Civil rights do not fare well in wartime, tested against the feverish jingoism of the martial spirit. As the old adage goes, inter armas silent leges — in war the law is silent. In the United States, liberty has too often been sacrificed (without hesitation, we might add) to the gods of wars, forced to prostrate herself before them, accede to their demands. But never completely is liberty’s light extinguished; undaunted and filled with righteous indignation — and, perhaps, naivety — a few idealists always stand as her partisans, prepared to sacrifice their own liberty in their own kind of war.
Eugene Debs, whatever his faults, was one of this kind, a true believer. He was born in 1855 in Terre Haute, Indiana, a town west of Indianapolis and near the Illinois border, the son of immigrants from the French region of Alsace. Far from steeping the young Gene Debs in left-wing radicalism, his parents owned a small grocery store and led a quiet life devoted to their many children. But Debs was curious, compelled toward literature, debate, and the world of ideas. From humble beginnings, he would go on to become, in the words of Max Eastman, “the spiritual chief and hero of American Socialism,” but he is important to the libertarian tradition, too, as a symbol of free speech. His trial in 1919 represents a travesty of justice, an egregious affront to the individual’s inviolable right to speak his mind. It also speaks to the fragility of mere words on a page, confronted with the power of a growing modern state in the hands of Progressives.

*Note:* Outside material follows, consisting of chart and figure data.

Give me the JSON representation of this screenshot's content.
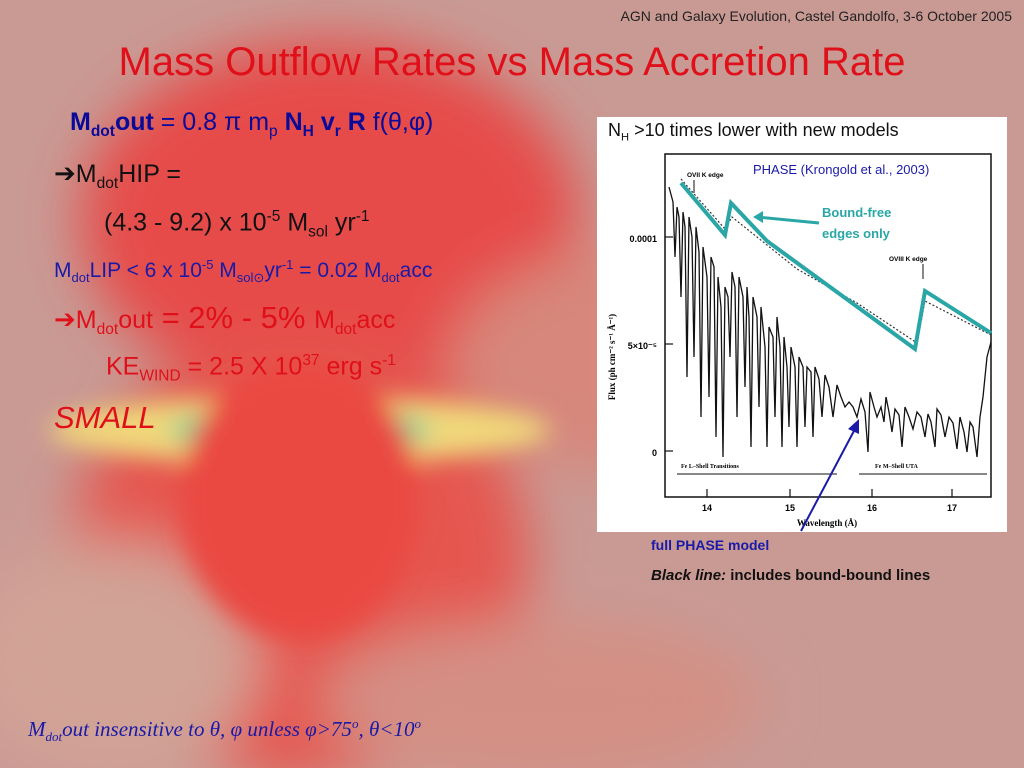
{
  "header": {
    "conference": "AGN and Galaxy Evolution, Castel Gandolfo, 3-6 October 2005",
    "title": "Mass Outflow Rates vs Mass Accretion Rate"
  },
  "formula": {
    "M": "M",
    "dot": "dot",
    "out": "out",
    "eq": " = 0.8 ",
    "pi": "π",
    "mp_m": " m",
    "mp_sub": "p",
    "NH_N": " N",
    "NH_sub": "H",
    "vr_v": " v",
    "vr_sub": "r",
    "R": " R",
    "f": " f(θ,φ)"
  },
  "bullets": {
    "arrow": "➔",
    "hip_M": "M",
    "hip_dot": "dot",
    "hip_rest": "HIP =",
    "hip_val_pre": "(4.3 - 9.2) x 10",
    "hip_exp": "-5",
    "hip_M2": " M",
    "hip_sol": "sol",
    "hip_yr": " yr",
    "hip_yrexp": "-1",
    "lip_M": "M",
    "lip_dot": "dot",
    "lip_pre": "LIP < 6 x 10",
    "lip_exp": "-5",
    "lip_M2": " M",
    "lip_sol": "sol⊙",
    "lip_yr": "yr",
    "lip_yrexp": "-1",
    "lip_eq": " = 0.02 M",
    "lip_dot2": "dot",
    "lip_acc": "acc",
    "out_M": "M",
    "out_dot": "dot",
    "out_rest": "out",
    "out_pct": " = 2% - 5% ",
    "out_M2": "M",
    "out_dot2": "dot",
    "out_acc": "acc",
    "ke_KE": "KE",
    "ke_sub": "WIND",
    "ke_eq": " = 2.5 X 10",
    "ke_exp": "37",
    "ke_unit": " erg s",
    "ke_unitexp": "-1",
    "small": "SMALL"
  },
  "footer": {
    "M": "M",
    "dot": "dot",
    "text": "out insensitive to θ, φ unless φ>75",
    "o1": "o",
    "mid": ", θ<10",
    "o2": "o"
  },
  "figure": {
    "nh_N": "N",
    "nh_sub": "H",
    "nh_text": " >10 times lower with new models",
    "phase_label": "PHASE (Krongold et al., 2003)",
    "bound_free_1": "Bound-free",
    "bound_free_2": "edges only",
    "ovii_label": "OVII K edge",
    "oviii_label": "OVIII K edge",
    "fe_l_label": "Fe L–Shell Transitions",
    "fe_m_label": "Fe M–Shell UTA",
    "ylabel": "Flux (ph cm⁻² s⁻¹ Å⁻¹)",
    "xlabel": "Wavelength (Å)",
    "y_ticks": [
      "0.0001",
      "5×10⁻⁵",
      "0"
    ],
    "x_ticks": [
      "14",
      "15",
      "16",
      "17"
    ],
    "caption_1": "full PHASE model",
    "caption_2_italic": "Black line:",
    "caption_2_rest": " includes bound-bound lines",
    "accent_teal": "#2aa6a6",
    "arrow_color": "#1a1aa8"
  }
}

Woodrow Wilson’s administration embraced centralized government power enthusiastically, seeing in it an expression of the true social organism.
Passed the year that the United States entered the fray in the Great War, the Espionage Act of 1917 was one of several successive attacks on liberty and the constitutional order during Wilson’s presidential tenure. Lest the title of the law cause confusion, it addressed itself both in theory and practice to a range of activities that few would readily associate with spying. Together with the Sedition Act, an addendum passed the following year, it gave the federal government broad discretion to prosecute virtually any speech critical of the government or the war. Under the statute’s vague, overbroad language, even the faintest criticism of U.S. participation in the war could be considered an attempt to aid the country’s enemies or otherwise hinder the war effort.
It was to this draconian law that Debs, outspoken in his anti-war convictions, eventually fell victim. Intellectually and morally abased by the hysteria of war, the American political and media establishment could conceive of no way one could be so unreservedly critical of the war without also being “an agent of a foreign power.” Distrust of foreigners in general reached new heights. The war rendered the nation amenable to the most extreme public-policy expressions of nativism and anti-immigration sentiments, already, in the words of Thomas C. Leonard, “a chronic, debilitating illness” in American public life. German-Americans, widely treated as a presumptively suspect other, were now the subjects of sweeping registration requirements, with thousands interned at camps across the country.